The findings, published next month in Ebusiness Services Report by analyst Pete Foster, highlight how the FTSE 100 companies are poised to embrace full-scale ebusiness integration.
However, they have taken note of the dotcom failures and this, the report says, will adversely affect the new ebusiness service companies.
"These new companies initially focused on the dotcom market, and early in the year the share prices of these startups rocketed, as did the valuations of their service suppliers. But the bubble burst and now the repeated dotcom failures have rebounded on the service companies that helped to build their businesses," said Foster.
"Meanwhile, the bricks and mortar companies have realised there is more to the web than brochureware [an online version of a company brochure]. Over the last year they have come up to speed on the ebusiness potential, but are not so inclined to rush to a new e-services agency when the traditional companies have served them well in the past," he added.

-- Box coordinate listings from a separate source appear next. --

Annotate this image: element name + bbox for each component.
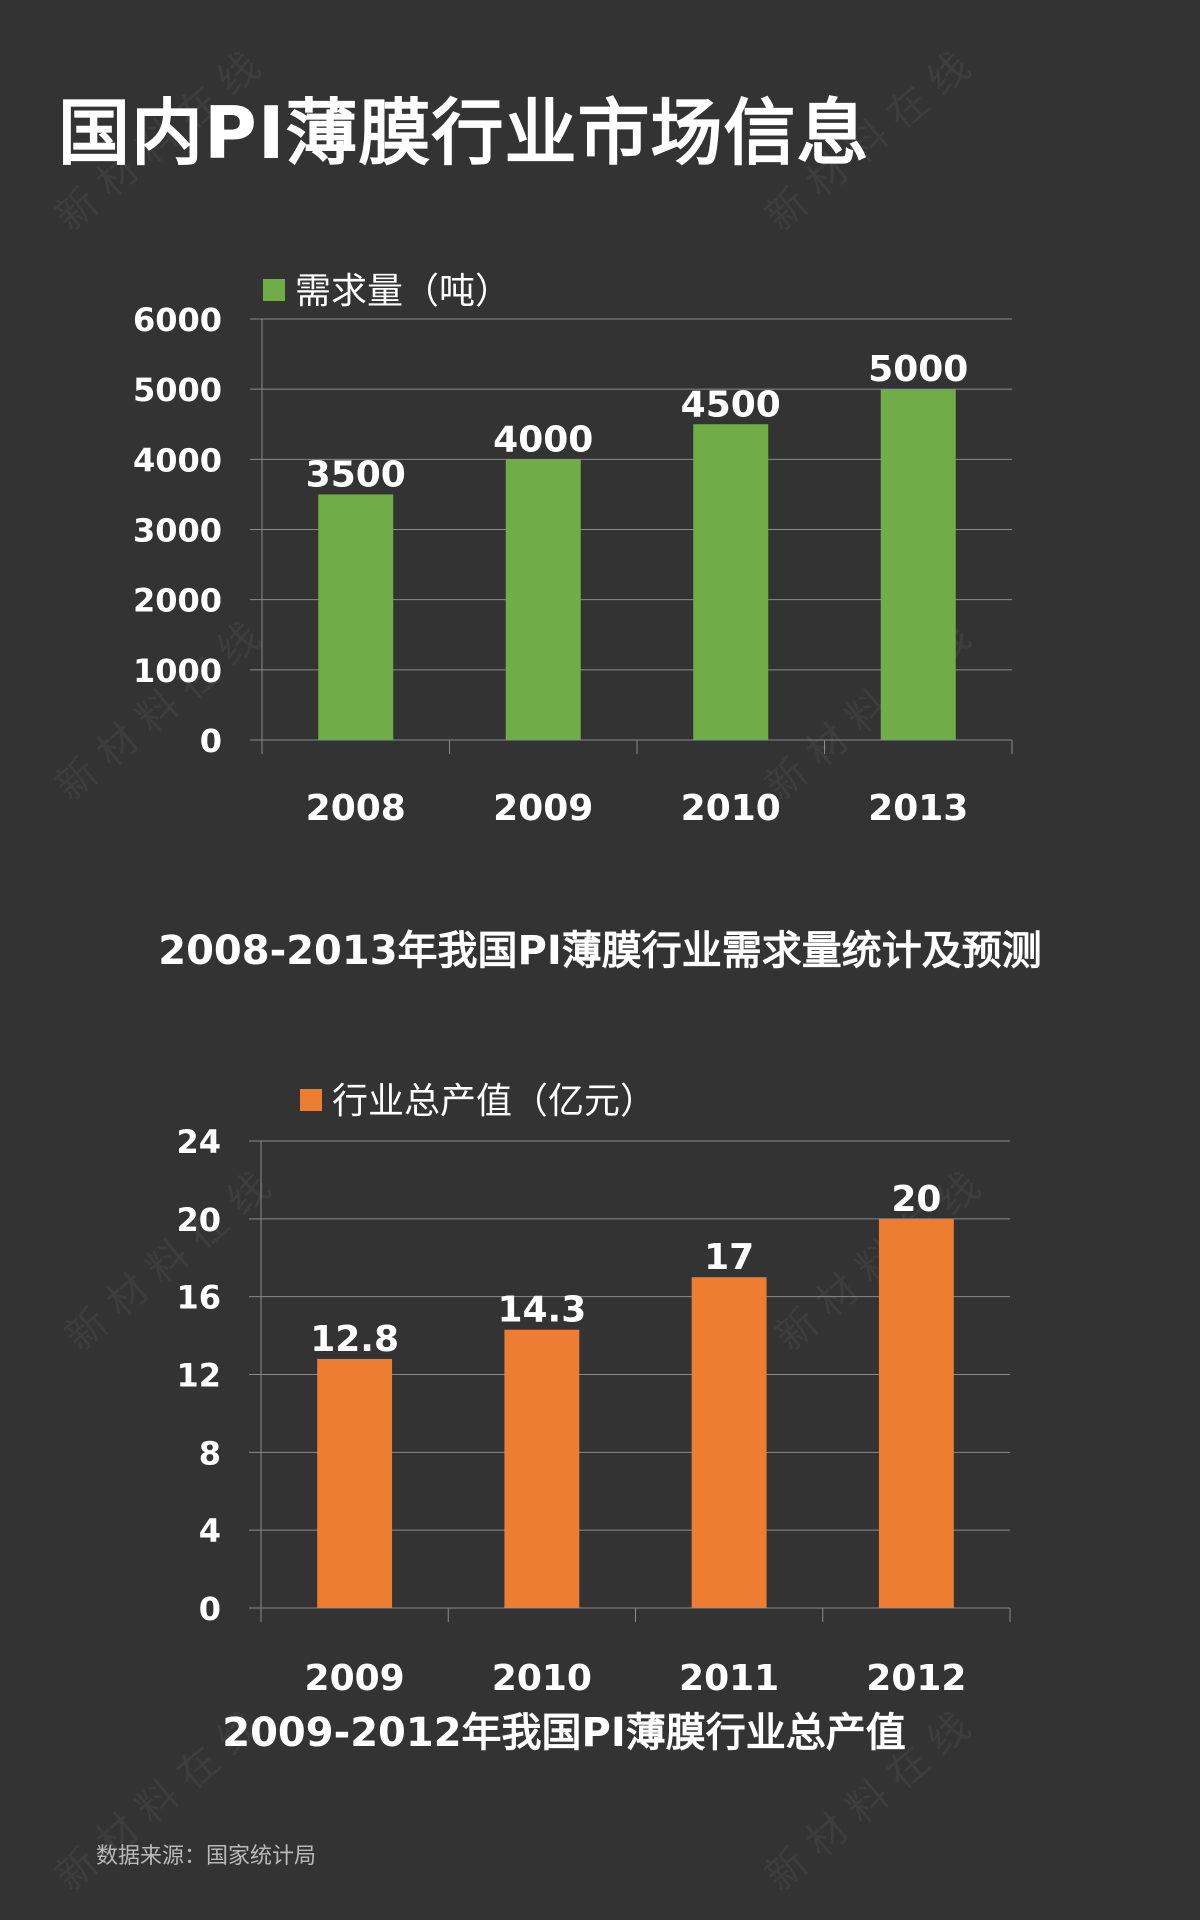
x-tick-label: 2009 [493,788,593,829]
data-label: 17 [704,1237,754,1278]
y-tick-label: 16 [176,1279,221,1317]
bar-2012 [878,1218,954,1608]
data-label: 4000 [493,419,593,460]
y-tick-label: 1000 [133,652,222,690]
x-tick-label: 2009 [305,1658,405,1699]
y-tick-label: 12 [176,1357,221,1395]
legend-swatch [300,1089,322,1111]
x-tick-label: 2008 [306,788,406,829]
x-tick-label: 2010 [492,1658,592,1699]
x-tick-label: 2011 [679,1658,779,1699]
bar-2008 [318,494,394,740]
y-tick-label: 4 [199,1512,221,1550]
legend-swatch [263,279,285,301]
bar-2009 [317,1358,393,1608]
legend-label: 需求量（吨） [295,271,511,312]
page-title: 国内PI薄膜行业市场信息 [58,91,870,175]
x-tick-label: 2013 [868,788,968,829]
y-tick-label: 6000 [133,301,222,339]
data-label: 12.8 [310,1319,399,1360]
data-label: 5000 [868,349,968,390]
y-tick-label: 8 [199,1434,221,1472]
data-label: 20 [891,1179,941,1220]
data-label: 3500 [306,454,406,495]
y-tick-label: 5000 [133,371,222,409]
x-tick-label: 2012 [866,1658,966,1699]
bar-2011 [691,1277,767,1608]
data-label: 14.3 [497,1290,586,1331]
bar-2013 [880,389,956,740]
y-tick-label: 4000 [133,441,222,479]
y-tick-label: 20 [176,1201,221,1239]
legend-label: 行业总产值（亿元） [332,1081,656,1122]
y-tick-label: 0 [199,1590,221,1628]
y-tick-label: 24 [176,1123,221,1161]
y-tick-label: 0 [200,722,222,760]
y-tick-label: 3000 [133,512,222,550]
bar-2010 [504,1329,580,1608]
data-label: 4500 [681,384,781,425]
y-tick-label: 2000 [133,582,222,620]
bar-2010 [693,424,769,740]
chart1-title: 2008-2013年我国PI薄膜行业需求量统计及预测 [158,928,1042,974]
bar-2009 [505,459,581,740]
chart2-title: 2009-2012年我国PI薄膜行业总产值 [222,1710,906,1756]
x-tick-label: 2010 [681,788,781,829]
data-source: 数据来源：国家统计局 [96,1844,317,1869]
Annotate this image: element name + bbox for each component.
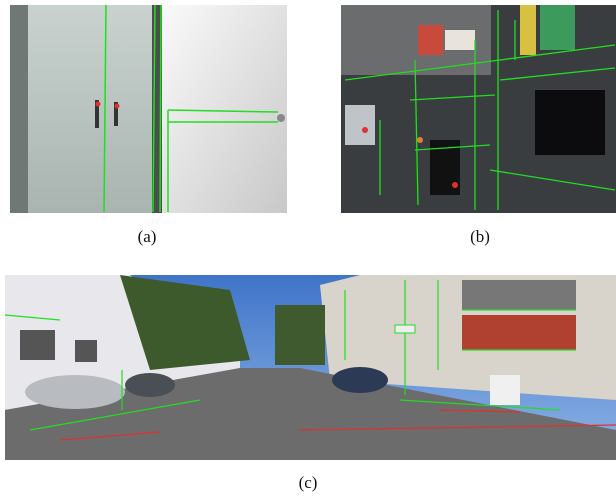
caption: (c) [298, 473, 318, 492]
image-a [10, 4, 287, 213]
image-b [341, 5, 616, 213]
caption: (b) [470, 227, 490, 246]
caption: (a) [137, 227, 157, 246]
image-c [4, 275, 616, 460]
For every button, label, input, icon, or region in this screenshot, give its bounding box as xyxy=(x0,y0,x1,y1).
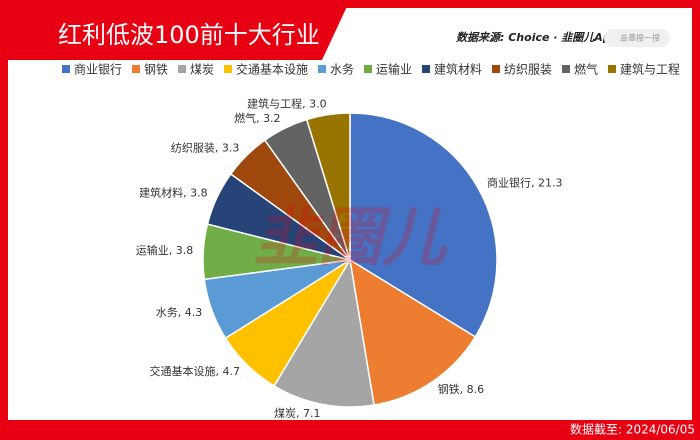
data-label: 钢铁, 8.6 xyxy=(438,383,485,396)
data-label-value: 3.8 xyxy=(190,187,208,200)
pie-slice xyxy=(349,112,498,338)
data-label: 建筑与工程, 3.0 xyxy=(247,97,327,111)
legend-label: 钢铁 xyxy=(144,63,168,77)
legend-label: 交通基本设施 xyxy=(236,62,308,77)
data-label-name: 商业银行 xyxy=(487,175,531,189)
legend-label: 建筑与工程 xyxy=(620,62,680,77)
data-label-value: 8.6 xyxy=(467,383,485,396)
data-label: 纺织服装, 3.3 xyxy=(171,141,239,155)
data-label: 交通基本设施, 4.7 xyxy=(149,364,239,378)
legend-swatch xyxy=(422,65,431,73)
data-label-value: 3.3 xyxy=(222,142,240,155)
data-label-value: 3.8 xyxy=(176,244,194,257)
data-label: 建筑材料, 3.8 xyxy=(139,186,207,200)
data-label-name: 燃气 xyxy=(234,111,256,125)
data-label-value: 3.0 xyxy=(309,98,327,111)
data-label-name: 水务 xyxy=(156,306,178,319)
data-label-value: 4.3 xyxy=(185,306,203,319)
title-banner xyxy=(0,0,350,60)
search-placeholder[interactable]: 韭基搜一搜 xyxy=(620,33,660,43)
legend-label: 水务 xyxy=(330,62,354,77)
pie-slice xyxy=(305,112,351,261)
data-label-value: 3.2 xyxy=(263,112,281,125)
chart-title: 红利低波100前十大行业 xyxy=(58,21,320,49)
legend-swatch xyxy=(178,65,187,73)
data-label-value: 7.1 xyxy=(303,407,321,420)
legend-label: 煤炭 xyxy=(190,63,214,77)
search-box[interactable] xyxy=(604,29,670,47)
data-label-value: 4.7 xyxy=(222,365,240,378)
pie-slice xyxy=(273,257,375,408)
data-label-name: 运输业 xyxy=(136,243,169,257)
data-label-name: 钢铁 xyxy=(438,383,460,396)
legend-swatch xyxy=(492,65,501,73)
data-label-name: 交通基本设施 xyxy=(149,364,215,378)
legend-swatch xyxy=(132,65,141,73)
legend-label: 建筑材料 xyxy=(434,62,482,77)
pie-slice xyxy=(348,258,477,406)
date-note: 数据截至: 2024/06/05 xyxy=(570,422,695,437)
legend-swatch xyxy=(608,65,617,73)
legend-swatch xyxy=(62,65,70,73)
legend-label: 运输业 xyxy=(376,62,412,77)
data-label: 水务, 4.3 xyxy=(156,306,203,319)
data-label: 煤炭, 7.1 xyxy=(274,407,321,420)
data-label-name: 建筑材料 xyxy=(139,186,183,200)
source: 数据来源: Choice · 韭圈儿App xyxy=(456,31,619,44)
legend-swatch xyxy=(224,65,233,73)
legend-swatch xyxy=(562,65,571,73)
data-label-name: 煤炭 xyxy=(274,407,296,420)
legend-label: 燃气 xyxy=(574,62,598,77)
data-label: 商业银行, 21.3 xyxy=(487,175,563,189)
data-label-value: 21.3 xyxy=(538,176,563,189)
data-label: 运输业, 3.8 xyxy=(136,243,194,257)
data-label: 燃气, 3.2 xyxy=(234,111,281,125)
data-label-name: 建筑与工程 xyxy=(247,97,302,111)
legend-label: 纺织服装 xyxy=(504,63,552,77)
legend-swatch xyxy=(318,65,327,73)
legend-label: 商业银行 xyxy=(74,62,122,77)
legend-swatch xyxy=(364,65,373,73)
watermark: 韭圈儿 xyxy=(254,202,448,276)
data-label-name: 纺织服装 xyxy=(171,141,215,155)
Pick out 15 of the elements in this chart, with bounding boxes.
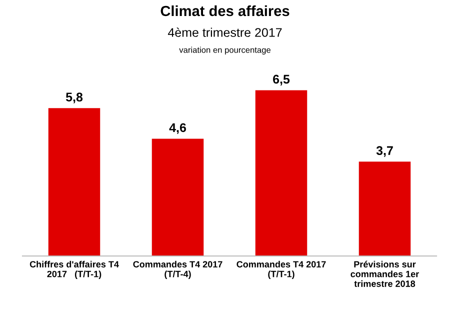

Foster says that although big business "will go the whole hog and focus on back-end integration", there will be no recreation of the technology boom seen earlier this year.
"The market has slowed and will continue to slow," he said. "Ebusiness will not be the driver it was. The dotcoms were very gung-ho, but the large corporates realise it is about more haste less speed, so the speed of growth will be nothing like it was. The boom times are over."
However, Foster predicts that by the end of next year, the corporate move towards strengthening their ebusiness operations will "help the market at that time".